Method: Women aged 18-51 years undergoing elective general surgery were administered the paper PREG questionnaire on the day of surgery. Nursing verbally confirmed responses privately with each woman and initiated testing as indicated by the PREG protocol. If the woman or nurse felt the patient was unable to independently read and freely respond to the PREG checklist, the patient was directed to pregnancy testing. The system provided the nurse with an order for urine qualitative pregnancy testing, or serum testing in the event a urine sample was not possible. Data was collected for 3 months prior to PREG implementation and 4.5 months after implementation with the exclusion of a 2-week interval transition period. Administrative data identified qualifying women and lab data identified pregnancy tests. Quality review provided surveillance for positive tests and missed diagnoses of pregnancy.

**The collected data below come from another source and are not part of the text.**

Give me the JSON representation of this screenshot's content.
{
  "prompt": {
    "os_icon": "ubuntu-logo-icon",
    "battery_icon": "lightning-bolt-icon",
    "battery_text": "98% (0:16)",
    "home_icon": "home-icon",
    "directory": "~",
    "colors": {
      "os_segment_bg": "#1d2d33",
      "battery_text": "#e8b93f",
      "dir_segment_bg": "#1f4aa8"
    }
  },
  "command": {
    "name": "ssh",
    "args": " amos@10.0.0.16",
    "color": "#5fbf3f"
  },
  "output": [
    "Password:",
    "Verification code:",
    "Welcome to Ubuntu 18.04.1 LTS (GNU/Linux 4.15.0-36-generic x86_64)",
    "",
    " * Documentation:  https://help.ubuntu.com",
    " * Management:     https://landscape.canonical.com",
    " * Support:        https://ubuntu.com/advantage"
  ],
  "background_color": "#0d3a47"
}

Results: Before implementation, 777 women were listed for surgery and 66 received pre-procedure pregnancy testing (8.49% ranging from 8.2-8.8%). After implementation, 1038 women were listed with 185 tested (17.82% ranging from 11.3-22.4%). After implementation, all patients consistently had a pregnancy assessment documented in their record. In this cohort, no pregnancies were diagnosed on the day of surgery and no failures to diagnose pregnancy were identified. Implementation of the process did not affect the average time patients spent in the preoperative area.

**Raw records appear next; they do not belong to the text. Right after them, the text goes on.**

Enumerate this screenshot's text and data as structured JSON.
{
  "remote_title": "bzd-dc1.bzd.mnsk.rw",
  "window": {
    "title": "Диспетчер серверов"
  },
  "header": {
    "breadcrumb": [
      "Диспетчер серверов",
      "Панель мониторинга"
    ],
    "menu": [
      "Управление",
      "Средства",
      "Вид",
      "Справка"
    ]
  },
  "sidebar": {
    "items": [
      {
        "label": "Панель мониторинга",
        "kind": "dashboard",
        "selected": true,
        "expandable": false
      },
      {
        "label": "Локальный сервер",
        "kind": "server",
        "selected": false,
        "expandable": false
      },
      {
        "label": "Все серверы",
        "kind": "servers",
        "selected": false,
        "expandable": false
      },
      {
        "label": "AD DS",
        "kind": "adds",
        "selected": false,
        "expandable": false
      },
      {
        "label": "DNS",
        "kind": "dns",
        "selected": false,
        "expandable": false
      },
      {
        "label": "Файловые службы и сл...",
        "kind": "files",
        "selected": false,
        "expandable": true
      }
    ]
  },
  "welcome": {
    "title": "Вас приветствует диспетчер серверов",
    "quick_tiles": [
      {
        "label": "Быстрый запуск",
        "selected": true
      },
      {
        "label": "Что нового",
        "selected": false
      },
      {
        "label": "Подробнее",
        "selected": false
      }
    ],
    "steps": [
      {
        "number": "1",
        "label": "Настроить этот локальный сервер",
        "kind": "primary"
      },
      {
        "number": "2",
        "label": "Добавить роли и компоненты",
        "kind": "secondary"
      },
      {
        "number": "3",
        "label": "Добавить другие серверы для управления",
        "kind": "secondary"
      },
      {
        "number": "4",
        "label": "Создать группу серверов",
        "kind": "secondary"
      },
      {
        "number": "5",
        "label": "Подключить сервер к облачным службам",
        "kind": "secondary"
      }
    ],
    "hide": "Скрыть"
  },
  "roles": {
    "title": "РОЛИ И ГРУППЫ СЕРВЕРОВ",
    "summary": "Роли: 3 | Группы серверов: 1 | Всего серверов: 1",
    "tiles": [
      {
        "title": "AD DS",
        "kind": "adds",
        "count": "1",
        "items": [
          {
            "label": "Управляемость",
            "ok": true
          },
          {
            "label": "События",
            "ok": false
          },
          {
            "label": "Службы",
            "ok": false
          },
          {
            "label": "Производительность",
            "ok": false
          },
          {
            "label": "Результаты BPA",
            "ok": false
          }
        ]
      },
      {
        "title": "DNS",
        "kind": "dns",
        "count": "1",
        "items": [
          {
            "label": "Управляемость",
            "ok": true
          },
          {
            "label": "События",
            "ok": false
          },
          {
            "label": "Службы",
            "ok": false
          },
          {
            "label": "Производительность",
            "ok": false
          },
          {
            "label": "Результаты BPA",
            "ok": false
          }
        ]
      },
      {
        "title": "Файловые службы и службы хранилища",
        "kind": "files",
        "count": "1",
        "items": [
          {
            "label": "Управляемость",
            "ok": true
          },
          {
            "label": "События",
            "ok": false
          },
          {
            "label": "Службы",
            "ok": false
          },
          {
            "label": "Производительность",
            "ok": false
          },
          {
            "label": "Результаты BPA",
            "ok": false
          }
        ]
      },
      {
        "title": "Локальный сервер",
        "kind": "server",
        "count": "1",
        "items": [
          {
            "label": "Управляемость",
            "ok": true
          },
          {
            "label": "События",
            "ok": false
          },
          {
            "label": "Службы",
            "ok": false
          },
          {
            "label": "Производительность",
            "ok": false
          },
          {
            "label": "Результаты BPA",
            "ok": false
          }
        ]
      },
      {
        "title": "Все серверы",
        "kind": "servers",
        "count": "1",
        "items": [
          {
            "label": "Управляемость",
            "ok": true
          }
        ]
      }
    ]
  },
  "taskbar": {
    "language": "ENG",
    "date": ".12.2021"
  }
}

Conclusions: The PREG process provides an efficient, consistent method of screening for pregnancy prior to surgery in adult reproductive-aged women. In the setting where no standardized pregnancy evaluation was present, the rate of testing increased with implementation. Data collection is ongoing in larger populations and various settings which may provide support for the consistency and accuracy of the PREG system.